No ataque a Montese o soldado Fermiano foi uma das 430 baixas brasileiras (inclusos, 34 expedicionários mortos). Do lado alemão foram quase 500 baixas e 453 prisioneiros de guerra.
Sua participação foi registrada, através de elogio coletivo, em junho de 1945, em seu assentamento, mandado registrar pelo seu comandante, da 6ª Cia, com os seguintes dizeres:
“Soldado 5891 (Antônio Fermiano), pelas provas de valor militar evidenciadas na frente de Sassomolare, no período de 02 a 27 de abril de 1945. Com seu esforço pessoal, sua dedicação e coragem, ele muito contribuiu para que a 6ª Cia mantivesse a posição do maciço de Sassomolare, realizasse os ataques à Serrasciccia e cota 750, Cá de Bartalino, cota 758 e a exploração do êxito que, 761 e por cima, através terreno minado, finalizou em Cá di Sopra (ponto cotado 622).
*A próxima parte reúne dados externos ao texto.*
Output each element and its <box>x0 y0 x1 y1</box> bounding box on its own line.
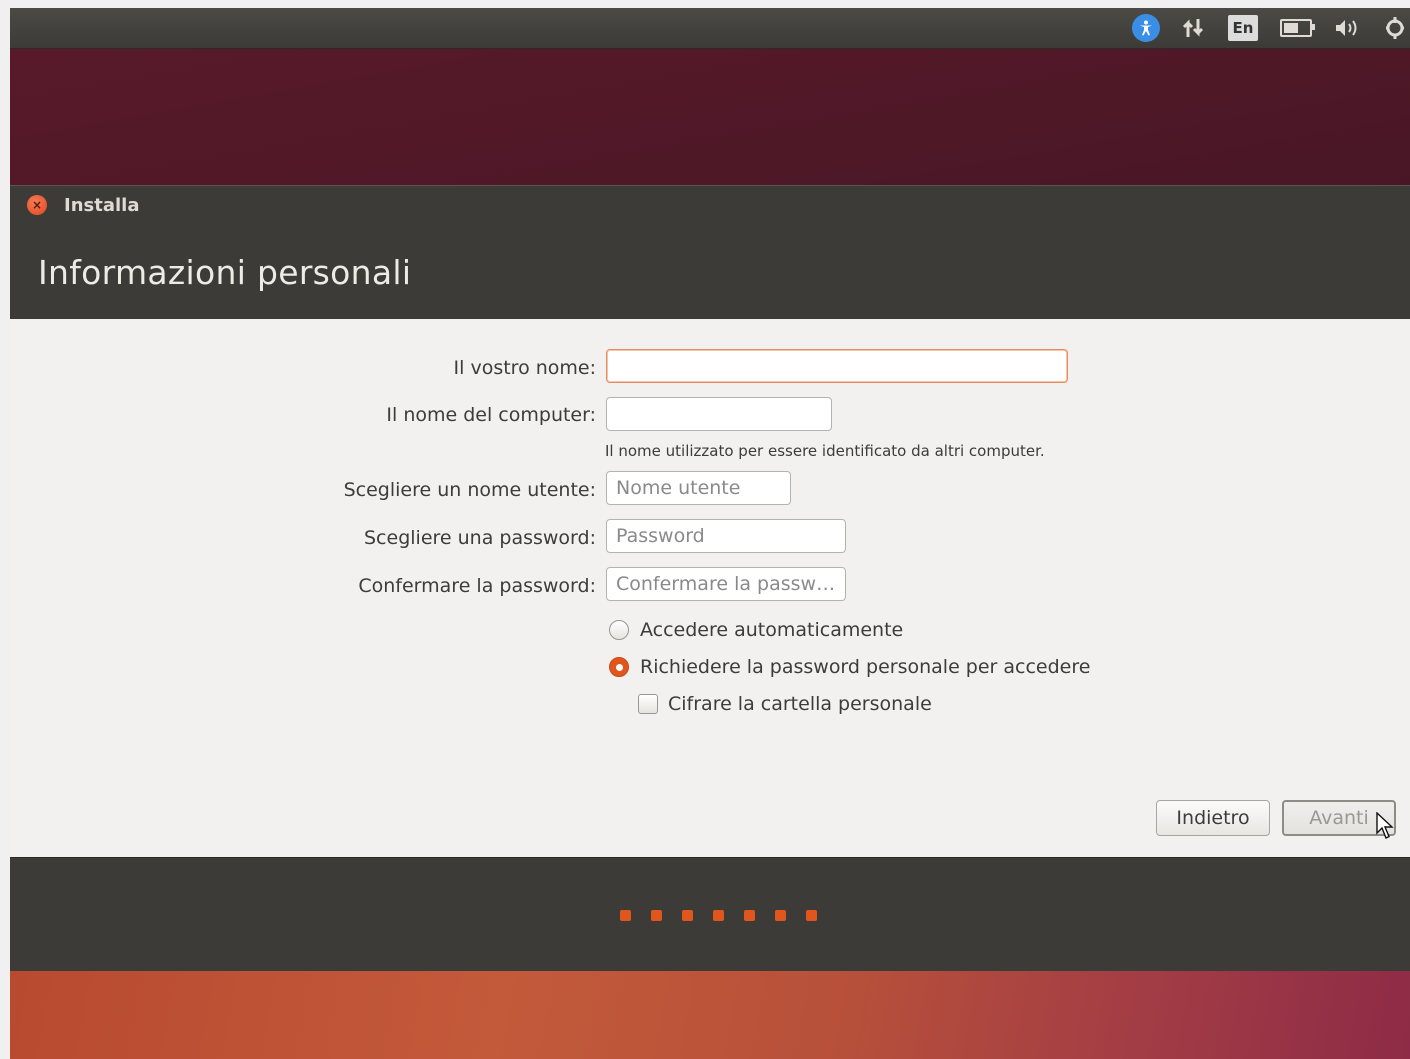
password-label: Scegliere una password: <box>364 527 596 549</box>
page-title: Informazioni personali <box>38 253 412 292</box>
window-titlebar: × Installa <box>10 185 1410 224</box>
accessibility-icon[interactable] <box>1132 14 1160 42</box>
top-panel: En <box>10 8 1410 49</box>
progress-dot <box>806 910 817 921</box>
name-label: Il vostro nome: <box>453 357 596 379</box>
computer-name-input[interactable] <box>606 397 832 431</box>
username-label: Scegliere un nome utente: <box>343 479 596 501</box>
language-label: En <box>1228 15 1258 41</box>
system-tray: En <box>1132 8 1410 48</box>
username-input[interactable] <box>606 471 791 505</box>
battery-fill <box>1284 23 1299 33</box>
password-input[interactable] <box>606 519 846 553</box>
encrypt-home-checkbox[interactable] <box>638 694 658 714</box>
power-gear-icon[interactable] <box>1384 15 1406 41</box>
page-header: Informazioni personali <box>10 223 1410 320</box>
progress-dot <box>775 910 786 921</box>
keyboard-language-indicator[interactable]: En <box>1228 15 1258 41</box>
window-title: Installa <box>64 194 140 216</box>
form-panel: Il vostro nome: Il nome del computer: Il… <box>10 319 1410 857</box>
battery-icon[interactable] <box>1280 19 1315 37</box>
encrypt-home-option[interactable]: Cifrare la cartella personale <box>638 693 932 715</box>
login-password-radio[interactable] <box>609 657 629 677</box>
close-icon[interactable]: × <box>27 195 47 215</box>
confirm-password-input[interactable] <box>606 567 846 601</box>
mouse-pointer-icon <box>1376 812 1394 839</box>
desktop-wallpaper <box>10 970 1410 1059</box>
progress-dot <box>744 910 755 921</box>
progress-dot <box>620 910 631 921</box>
login-auto-option[interactable]: Accedere automaticamente <box>609 619 903 641</box>
login-auto-radio[interactable] <box>609 620 629 640</box>
name-input[interactable] <box>606 349 1068 383</box>
network-icon[interactable] <box>1182 17 1206 39</box>
encrypt-home-label: Cifrare la cartella personale <box>668 693 932 715</box>
login-password-label: Richiedere la password personale per acc… <box>640 656 1091 678</box>
computer-name-label: Il nome del computer: <box>386 404 596 426</box>
confirm-password-label: Confermare la password: <box>358 575 596 597</box>
progress-dot <box>682 910 693 921</box>
volume-icon[interactable] <box>1334 17 1362 39</box>
progress-footer <box>10 857 1410 971</box>
progress-dot <box>651 910 662 921</box>
login-auto-label: Accedere automaticamente <box>640 619 904 641</box>
computer-name-hint: Il nome utilizzato per essere identifica… <box>605 442 1045 460</box>
progress-dots <box>620 910 817 921</box>
desktop: En × Installa Informazioni personali Il … <box>10 8 1410 1059</box>
login-password-option[interactable]: Richiedere la password personale per acc… <box>609 656 1090 678</box>
installer-window: × Installa Informazioni personali Il vos… <box>10 185 1410 971</box>
back-button[interactable]: Indietro <box>1156 800 1270 836</box>
progress-dot <box>713 910 724 921</box>
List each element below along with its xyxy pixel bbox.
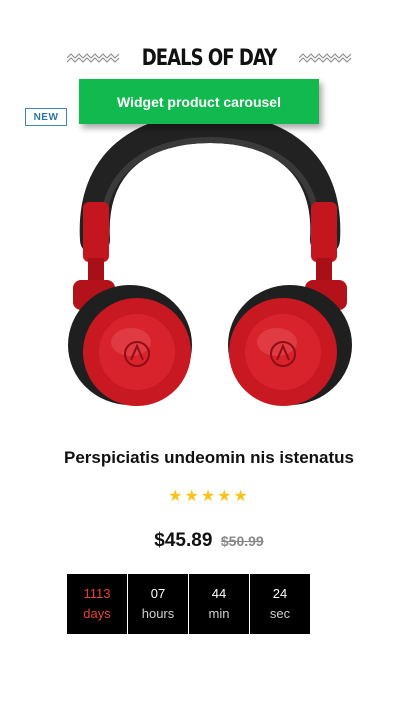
countdown-unit: min: [208, 606, 230, 621]
countdown-unit: hours: [141, 606, 175, 621]
rating-stars: ★★★★★: [168, 488, 250, 505]
section-title: DEALS OF DAY: [141, 45, 277, 71]
countdown-value: 07: [150, 586, 166, 601]
section-header: DEALS OF DAY: [0, 38, 418, 78]
product-image[interactable]: [55, 120, 365, 420]
wave-decoration-icon: [298, 53, 351, 63]
countdown-unit: sec: [269, 606, 291, 621]
countdown-value: 24: [272, 586, 288, 601]
countdown-minutes: 44 min: [189, 574, 249, 634]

Exemplar no cumprimento do dever, suportou pesados bombardeios e perseverou na missão recebida.”
No dia 8 de maio de 1945, no chamado “Dia da Vitória”, o soldado Antônio Fermiano estava em Roma com vários companheiros de farda, quando tiveram a oportunidade de conhecer pessoalmente o papa Pio XII, na Cidade do Vaticano, que os abençoou.
BOMBEIRO E LAVRADOR
Na volta ao Brasil, o pracinha botucatuense foi condecorado com as três distinções: Medalha Campanha da FEB, Medalha Sangue do Brasil e Diploma de Ferimento em Ação.
Contudo, dispensado das fileiras do Exército, os problemas logo bateriam à porta do jovem expedicionário. As honrarias recebidas não o ajudaram e, sem apoio, muitos passaram por dificuldades, principalmente, emocionais e financeiras.
O jovem de Botucatu conseguiu emprego de faxineiro, no Fórum João Mendes, no centro de São Paulo. Decidiu então se inscrever como voluntário na Força Pública, atual Polícia Militar. Aprovado, fez curso de instrução militar na Academia do Barro Branco e, em 1947, passou a atuar no Corpo de Bombeiros, servindo nos postos de Jundiaí, Santos, São José dos Campos, Jacareí, Ilha Bela e Taubaté. Em 1954, quando da criação da PM, ele recebeu a graduação de cabo.
Em 1955, casou-se com Leonilda Francisca de Melo, de cuja união vieram os filhos Teresa Cristina, Valdir, Ivani e Vladimir. A família então residia na Vila Nova Cachoeirinha, em São Paulo. Rondas, diligências, socorros e salvamentos faziam parte da rotina do 2º sargento Fermiano, que se aposentou em 1967.
Passou então a se dedicar ao que muito apreciava: trabalhar na lavoura, plantando tomates e entregando-os ao Ceasa, em São Paulo, produtos colhidos de seu sítio em Ibiúna, onde se estabeleceu com a família, na época.
Viúvo em 1979, decidiu se mudar com a família para Aquidauana, no Mato Grosso do Sul.
Lá, em segundas núpcias, casou-se com Fátima Saito Barbosa eteve mais quatro filhos: Ana Maria, Maria Helena, Valdinei e Vera Lúcia.
Em 1981, a família Ferminiano retornou a Botucatu e na terra natal Antonio se manteve na lavoura. Somente aos 96 anos, por limitações físicas, deixou a atividade laborativa.
No ano de 1987 a Prefeitura de Botucatu inaugurou a Praça dos Ex-Combatentes da FEB e Ferminiano participou da solenidade e viu seu nome na placa comemorativa em louvor aos 31 botucatuenses expedicionários.
“Fonte inesgotável de sabedoria e alegria, papai sempre foi o nosso tesouro”, declarou a filha Ivani. Os oito filhos deram ao herói Antônio Ferminiano 8 netos e 3 bisnetos.